Engineering professor Frederick Haan went to the Florida Keys in fall 2017 to assess and record the damages of Hurricane Irma and develop solutions for the future.
“I have always been fascinated by the wind,” said Frederick Haan, professor of engineering. In September 2017, Haan went to the Florida Keys to assess and record the tragic damages of Hurricane Irma on low-rise buildings including houses.
Haan has been researching wind engineering for more than 20 years, looking at the wind’s effects on structures. His work makes sure buildings do not get damaged by high winds, especially during hurricanes, tornados and thunderstorms. “While I wanted to study aerodynamics as a kid, I never thought I would be applying that knowledge to buildings, but it’s a great application, and here I am,” he said.
Researching hurricane damage and prevention
In Florida, Haan was part of a National Science team working to evaluate hurricane damage in Florida and Puerto Rico with his team primarily assessing damage in the western Keys. “The purpose of our research in the Keys was to see what kind of forces and wind loads we can expect during hurricanes and find out if there is something that can be done about those kind of winds,” said Haan.
Haan said many people think tornados are so destructive that there is nothing that can be done to withstand them, but that is not really the case. Ninety-percent of tornados are EF2 or lower, meaning that winds only reach about 130 mph—well within the range of what can be designed to withstand them.
“A lot of research has shown that we do not just have to throw up our hands and say there is nothing we can do,” said Haan. “Actually, if we built just a little bit better—which does not have to be expensive—there are a lot of high wind events that could be significantly less damaging.”
Haan’s team looked at the swath of damage that resulted from the storm, which could be very wide or narrow depending on how good the construction was. While assessing the damage, Haan said he and his team found multiple instances where the roofs of houses were only attached by a couple nails. “If construction was better, there will still be zones that have significant damage, but I do not think those zones have to be nearly as large as they are now.”
Collecting stories of affected individuals
Using a smartphone app, the team uploaded pictures of and information about damaged areas of the Keys to a location-based data collection.
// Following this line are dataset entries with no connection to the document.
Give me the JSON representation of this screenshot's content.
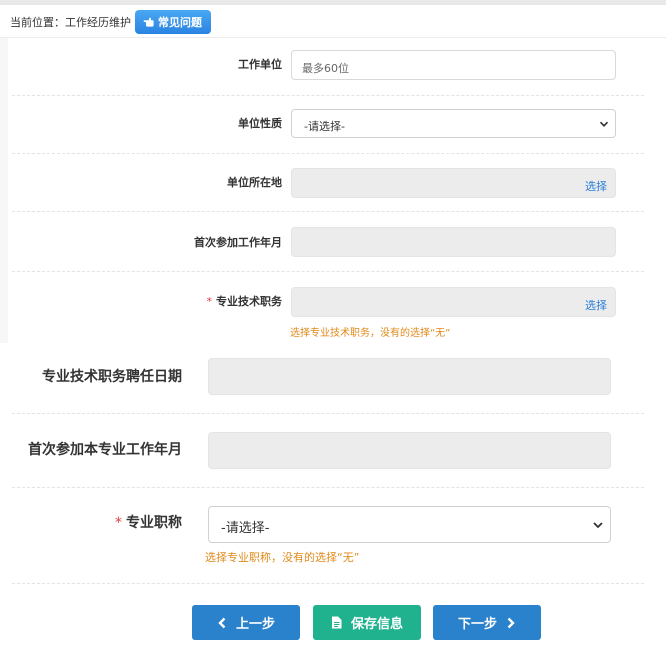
{
  "breadcrumb": {
    "label": "当前位置：工作经历维护"
  },
  "faq_button": {
    "label": "常见问题",
    "icon": "hand-pointer-icon"
  },
  "form": {
    "employer": {
      "label": "工作单位",
      "placeholder": "最多60位"
    },
    "unit_type": {
      "label": "单位性质",
      "value": "-请选择-"
    },
    "unit_location": {
      "label": "单位所在地",
      "action": "选择"
    },
    "first_work_date": {
      "label": "首次参加工作年月"
    },
    "tech_position": {
      "label": "专业技术职务",
      "required": "*",
      "action": "选择",
      "hint": "选择专业技术职务，没有的选择“无”"
    },
    "tech_appoint_date": {
      "label": "专业技术职务聘任日期"
    },
    "first_prof_work_date": {
      "label": "首次参加本专业工作年月"
    },
    "prof_title": {
      "label": "专业职称",
      "required": "*",
      "value": "-请选择-",
      "hint": "选择专业职称，没有的选择“无”"
    }
  },
  "buttons": {
    "prev": "上一步",
    "save": "保存信息",
    "next": "下一步"
  },
  "colors": {
    "primary": "#2a81cc",
    "save": "#20b28f",
    "hint": "#e08a1a",
    "required": "#e63b3b",
    "link": "#2a7fd8"
  }
}
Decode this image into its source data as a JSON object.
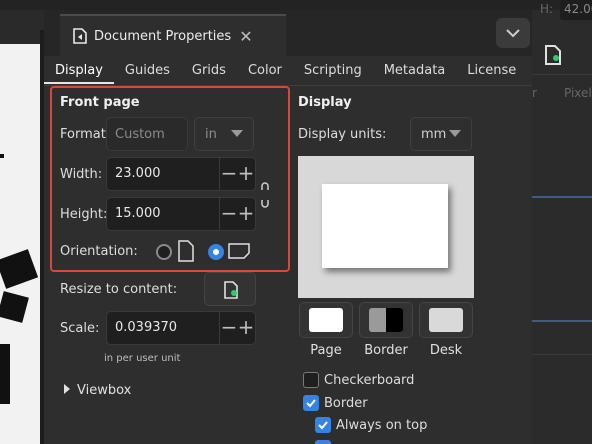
{
  "background": {
    "right_panel": {
      "h_label": "H:",
      "h_value": "42.00",
      "unit_label": "Pixel",
      "side_label": "r"
    }
  },
  "dialog": {
    "tab_title": "Document Properties",
    "close_glyph": "✕",
    "tabs": [
      "Display",
      "Guides",
      "Grids",
      "Color",
      "Scripting",
      "Metadata",
      "License"
    ],
    "active_tab": "Display"
  },
  "front_page": {
    "title": "Front page",
    "format_label": "Format:",
    "format_value": "Custom",
    "format_unit": "in",
    "width_label": "Width:",
    "width_value": "23.000",
    "height_label": "Height:",
    "height_value": "15.000",
    "orientation_label": "Orientation:",
    "orientation_selected": "landscape"
  },
  "resize": {
    "label": "Resize to content:"
  },
  "scale": {
    "label": "Scale:",
    "value": "0.039370",
    "note": "in  per user unit"
  },
  "viewbox": {
    "label": "Viewbox"
  },
  "display": {
    "title": "Display",
    "units_label": "Display units:",
    "units_value": "mm",
    "swatches": [
      {
        "label": "Page",
        "color": "#ffffff"
      },
      {
        "label": "Border",
        "color": "#000000"
      },
      {
        "label": "Desk",
        "color": "#d9d9d9"
      }
    ],
    "checkboxes": [
      {
        "label": "Checkerboard",
        "checked": false
      },
      {
        "label": "Border",
        "checked": true
      },
      {
        "label": "Always on top",
        "checked": true
      }
    ]
  },
  "colors": {
    "accent": "#3584e4",
    "highlight_box": "#d9473b"
  }
}
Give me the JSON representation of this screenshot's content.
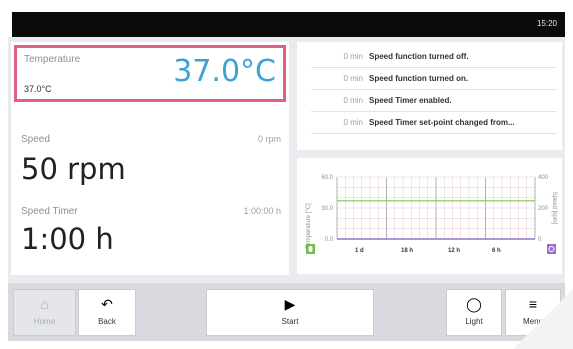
{
  "status_bar": {
    "time": "15:20"
  },
  "temperature": {
    "label": "Temperature",
    "value": "37.0°C",
    "setpoint": "37.0°C"
  },
  "speed": {
    "label": "Speed",
    "current": "0 rpm",
    "value": "50 rpm"
  },
  "speed_timer": {
    "label": "Speed Timer",
    "current": "1:00:00 h",
    "value": "1:00 h"
  },
  "log": [
    {
      "time": "0 min",
      "message": "Speed function turned off."
    },
    {
      "time": "0 min",
      "message": "Speed function turned on."
    },
    {
      "time": "0 min",
      "message": "Speed Timer enabled."
    },
    {
      "time": "0 min",
      "message": "Speed Timer set-point changed from..."
    }
  ],
  "chart_data": {
    "type": "line",
    "ylabel_left": "Temperature [°C]",
    "ylabel_right": "Speed [rpm]",
    "y_left_ticks": [
      "60.0",
      "30.0",
      "0.0"
    ],
    "y_right_ticks": [
      "400",
      "200",
      "0"
    ],
    "ylim_left": [
      0,
      60
    ],
    "ylim_right": [
      0,
      400
    ],
    "x_ticks": [
      "1 d",
      "18 h",
      "12 h",
      "6 h"
    ],
    "grid": true,
    "colors": {
      "temperature": "#8fd16a",
      "speed": "#9b6fc8"
    },
    "series": [
      {
        "axis": "left",
        "values": [
          37,
          37,
          37,
          37,
          37
        ]
      },
      {
        "axis": "right",
        "values": [
          0,
          0,
          0,
          0,
          0
        ]
      }
    ]
  },
  "toolbar": {
    "home_label": "Home",
    "back_label": "Back",
    "start_label": "Start",
    "light_label": "Light",
    "menu_label": "Menu"
  }
}
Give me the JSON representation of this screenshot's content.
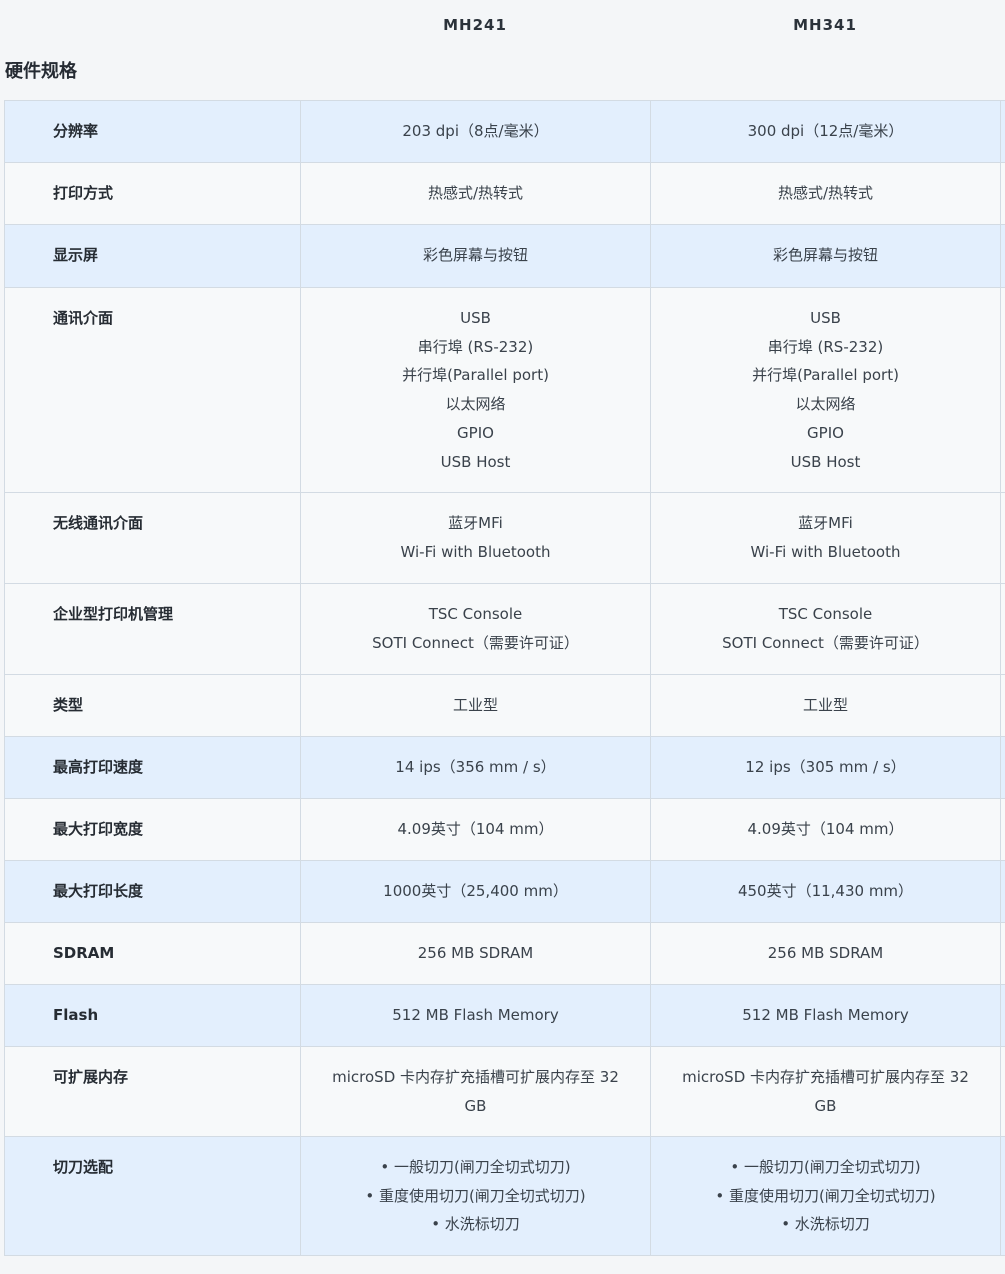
{
  "header": {
    "models": [
      "MH241",
      "MH341"
    ]
  },
  "section_title": "硬件规格",
  "rows": [
    {
      "label": "分辨率",
      "mh241": [
        "203 dpi（8点/毫米）"
      ],
      "mh341": [
        "300 dpi（12点/毫米）"
      ]
    },
    {
      "label": "打印方式",
      "mh241": [
        "热感式/热转式"
      ],
      "mh341": [
        "热感式/热转式"
      ]
    },
    {
      "label": "显示屏",
      "mh241": [
        "彩色屏幕与按钮"
      ],
      "mh341": [
        "彩色屏幕与按钮"
      ]
    },
    {
      "label": "通讯介面",
      "mh241": [
        "USB",
        "串行埠 (RS-232)",
        "并行埠(Parallel port)",
        "以太网络",
        "GPIO",
        "USB Host"
      ],
      "mh341": [
        "USB",
        "串行埠 (RS-232)",
        "并行埠(Parallel port)",
        "以太网络",
        "GPIO",
        "USB Host"
      ]
    },
    {
      "label": "无线通讯介面",
      "mh241": [
        "蓝牙MFi",
        "Wi-Fi with Bluetooth"
      ],
      "mh341": [
        "蓝牙MFi",
        "Wi-Fi with Bluetooth"
      ]
    },
    {
      "label": "企业型打印机管理",
      "mh241": [
        "TSC Console",
        "SOTI Connect（需要许可证）"
      ],
      "mh341": [
        "TSC Console",
        "SOTI Connect（需要许可证）"
      ]
    },
    {
      "label": "类型",
      "mh241": [
        "工业型"
      ],
      "mh341": [
        "工业型"
      ]
    },
    {
      "label": "最高打印速度",
      "mh241": [
        "14 ips（356 mm / s）"
      ],
      "mh341": [
        "12 ips（305 mm / s）"
      ]
    },
    {
      "label": "最大打印宽度",
      "mh241": [
        "4.09英寸（104 mm）"
      ],
      "mh341": [
        "4.09英寸（104 mm）"
      ]
    },
    {
      "label": "最大打印长度",
      "mh241": [
        "1000英寸（25,400 mm）"
      ],
      "mh341": [
        "450英寸（11,430 mm）"
      ]
    },
    {
      "label": "SDRAM",
      "mh241": [
        "256 MB SDRAM"
      ],
      "mh341": [
        "256 MB SDRAM"
      ]
    },
    {
      "label": "Flash",
      "mh241": [
        "512 MB Flash Memory"
      ],
      "mh341": [
        "512 MB Flash Memory"
      ]
    },
    {
      "label": "可扩展内存",
      "mh241": [
        "microSD 卡内存扩充插槽可扩展内存至 32",
        "GB"
      ],
      "mh341": [
        "microSD 卡内存扩充插槽可扩展内存至 32",
        "GB"
      ]
    },
    {
      "label": "切刀选配",
      "mh241": [
        "• 一般切刀(闸刀全切式切刀)",
        "• 重度使用切刀(闸刀全切式切刀)",
        "• 水洗标切刀"
      ],
      "mh341": [
        "• 一般切刀(闸刀全切式切刀)",
        "• 重度使用切刀(闸刀全切式切刀)",
        "• 水洗标切刀"
      ]
    }
  ],
  "colors": {
    "row_blue": "#e3effd",
    "row_white": "#f7f9fa",
    "border": "#d3dbe3"
  }
}
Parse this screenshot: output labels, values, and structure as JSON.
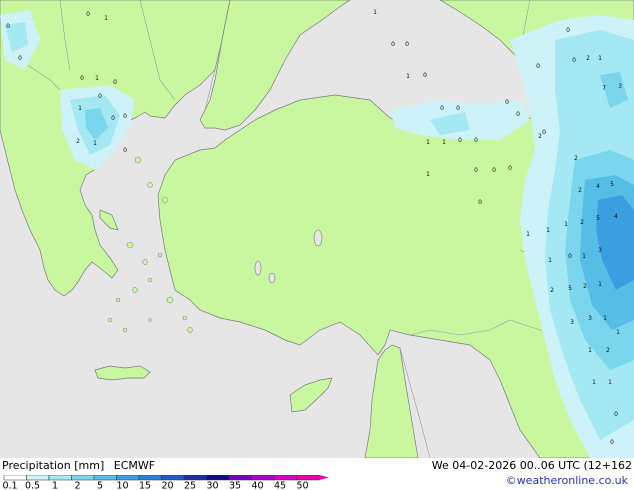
{
  "map": {
    "colors": {
      "sea": "#e6e6e6",
      "land": "#c8f7a0",
      "coast": "#7a7a7a",
      "border": "#9a9a9a",
      "precip_levels": [
        "#cdf2f7",
        "#a4e8f3",
        "#7ad6ec",
        "#56bde6",
        "#3a9fe0",
        "#2a7fd6"
      ]
    },
    "labels": [
      "0",
      "1",
      "0",
      "0",
      "0",
      "1",
      "0",
      "0",
      "0",
      "1",
      "0",
      "2",
      "1",
      "0",
      "1",
      "7",
      "3",
      "0",
      "0",
      "0",
      "1",
      "0",
      "0",
      "0",
      "0",
      "0",
      "0",
      "2",
      "1",
      "0",
      "2",
      "4",
      "2",
      "5",
      "4",
      "2",
      "5",
      "1",
      "1",
      "0",
      "1",
      "3",
      "2",
      "5",
      "1",
      "2",
      "3",
      "1",
      "3",
      "1",
      "1",
      "2",
      "1",
      "1",
      "0",
      "1",
      "0",
      "1",
      "0",
      "2",
      "0",
      "0",
      "1",
      "0",
      "0",
      "0",
      "0",
      "1",
      "1"
    ]
  },
  "legend": {
    "title": "Precipitation [mm]",
    "model": "ECMWF",
    "ticks": [
      "0.1",
      "0.5",
      "1",
      "2",
      "5",
      "10",
      "15",
      "20",
      "25",
      "30",
      "35",
      "40",
      "45",
      "50"
    ],
    "colors": [
      "#ffffff",
      "#cdf2f7",
      "#a4e8f3",
      "#7ad6ec",
      "#56bde6",
      "#3a9fe0",
      "#2a7fd6",
      "#2259c4",
      "#1b2fa8",
      "#120a84",
      "#7a00c8",
      "#b000d8",
      "#d800c8",
      "#e800a8"
    ]
  },
  "footer": {
    "valid": "We 04-02-2026 00..06 UTC (12+162",
    "credit": "©weatheronline.co.uk"
  }
}
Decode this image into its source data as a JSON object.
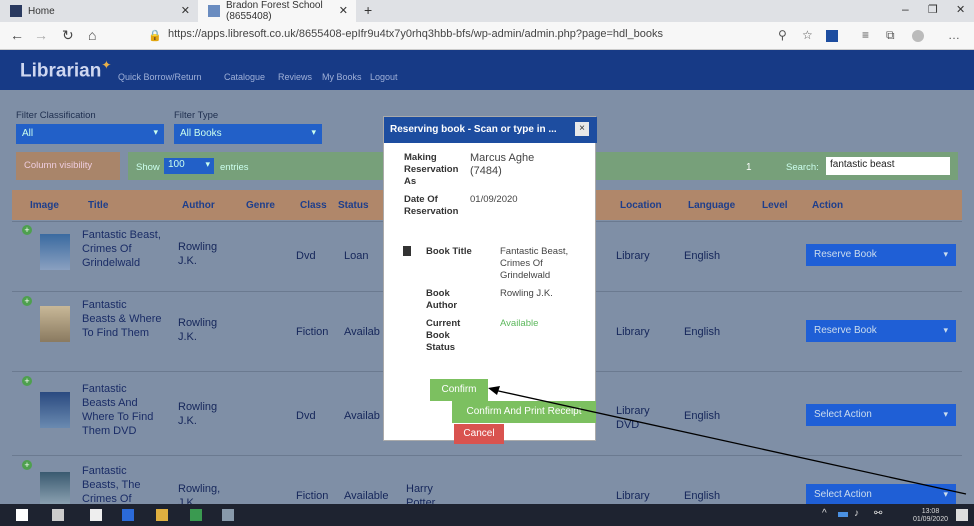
{
  "browser": {
    "tabs": [
      {
        "label": "Home"
      },
      {
        "label": "Bradon Forest School (8655408)"
      }
    ],
    "url": "https://apps.libresoft.co.uk/8655408-epIfr9u4tx7y0rhq3hbb-bfs/wp-admin/admin.php?page=hdl_books"
  },
  "nav": {
    "brand": "Librarian",
    "links": [
      "Quick Borrow/Return",
      "Catalogue",
      "Reviews",
      "My Books",
      "Logout"
    ]
  },
  "filters": {
    "classification_label": "Filter Classification",
    "classification_value": "All",
    "type_label": "Filter Type",
    "type_value": "All Books"
  },
  "toolbar": {
    "column_visibility": "Column visibility",
    "show": "Show",
    "entries_value": "100",
    "entries": "entries",
    "page_num": "1",
    "search_label": "Search:",
    "search_value": "fantastic beast"
  },
  "table": {
    "headers": [
      "Image",
      "Title",
      "Author",
      "Genre",
      "Class",
      "Status",
      "Location",
      "Language",
      "Level",
      "Action"
    ],
    "rows": [
      {
        "title": "Fantastic Beast, Crimes Of Grindelwald",
        "author": "Rowling J.K.",
        "class": "Dvd",
        "status": "Loan",
        "location": "Library",
        "language": "English",
        "action": "Reserve Book"
      },
      {
        "title": "Fantastic Beasts & Where To Find Them",
        "author": "Rowling J.K.",
        "class": "Fiction",
        "status": "Availab",
        "location": "Library",
        "language": "English",
        "action": "Reserve Book"
      },
      {
        "title": "Fantastic Beasts And Where To Find Them DVD",
        "author": "Rowling J.K.",
        "class": "Dvd",
        "status": "Availab",
        "location": "Library DVD",
        "language": "English",
        "action": "Select Action"
      },
      {
        "title": "Fantastic Beasts, The Crimes Of",
        "author": "Rowling, J.K.",
        "class": "Fiction",
        "status": "Available",
        "genre": "Harry Potter",
        "location": "Library",
        "language": "English",
        "action": "Select Action"
      }
    ]
  },
  "modal": {
    "title": "Reserving book - Scan or type in ...",
    "close": "×",
    "making_label": "Making Reservation As",
    "making_value": "Marcus Aghe (7484)",
    "date_label": "Date Of Reservation",
    "date_value": "01/09/2020",
    "book_title_label": "Book Title",
    "book_title_value": "Fantastic Beast, Crimes Of Grindelwald",
    "book_author_label": "Book Author",
    "book_author_value": "Rowling J.K.",
    "status_label": "Current Book Status",
    "status_value": "Available",
    "confirm": "Confirm",
    "confirm_print": "Confirm And Print Receipt",
    "cancel": "Cancel"
  },
  "taskbar": {
    "time": "13:08",
    "date": "01/09/2020"
  },
  "colors": {
    "nav_bg": "#173a86",
    "button_blue": "#1f5fd6",
    "confirm_green": "#7cc060",
    "cancel_red": "#d9534f",
    "header_brown": "#b0876a"
  }
}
This information will be developed into damage maps of all affected areas.
Each day Haan would drive to a new location and walk up and down the streets looking for individuals to talk to. “It’s an interesting interaction because people have just lost a lot,” said Haan. He said there is a tremendous amount of garbage on everyone’s driveways, many trees down and massive piles of debris everywhere. “It is a time to be very courteous and gracious to people as we are asking them personal questions about what happened to their homes,” said Haan. “For the most part, people were very willing to talk and tell you their stories.”
Haan said, “There is sometimes the misconception that the Keys are all vacation homes, but there are a lot of people permanently living there, with regular jobs, that have now lost everything.
Finding solutions for the future
Haan said his team’s research hopes to find out what could be done to decrease hurricane damage in the future. “Our project aims to impact things on both the community level and research level,” he said. “On the community level, I think the types of damage surveys we did and the things we found will be able to suggest more effective designs.”
On the research level, Haan is part of a group working to write a standard for wind speed estimation. “Hurricanes are instances where you usually have a good idea of what the wind speed was, so we are trying to find very specific pieces of damage to correlate it with wind speeds.”
“Hurricane damage is not just a technical issue,” said Haan. “I tell my students that most problems in the world are not just going to be solved by engineers doing technical things. We can make recommendations, but you still have to find ways to encourage people to proceed with them.” There is a lot involved in communicating with and convincing people of new ideas. Haan hopes his team's work will encourage people to embrace more effective and safe designs.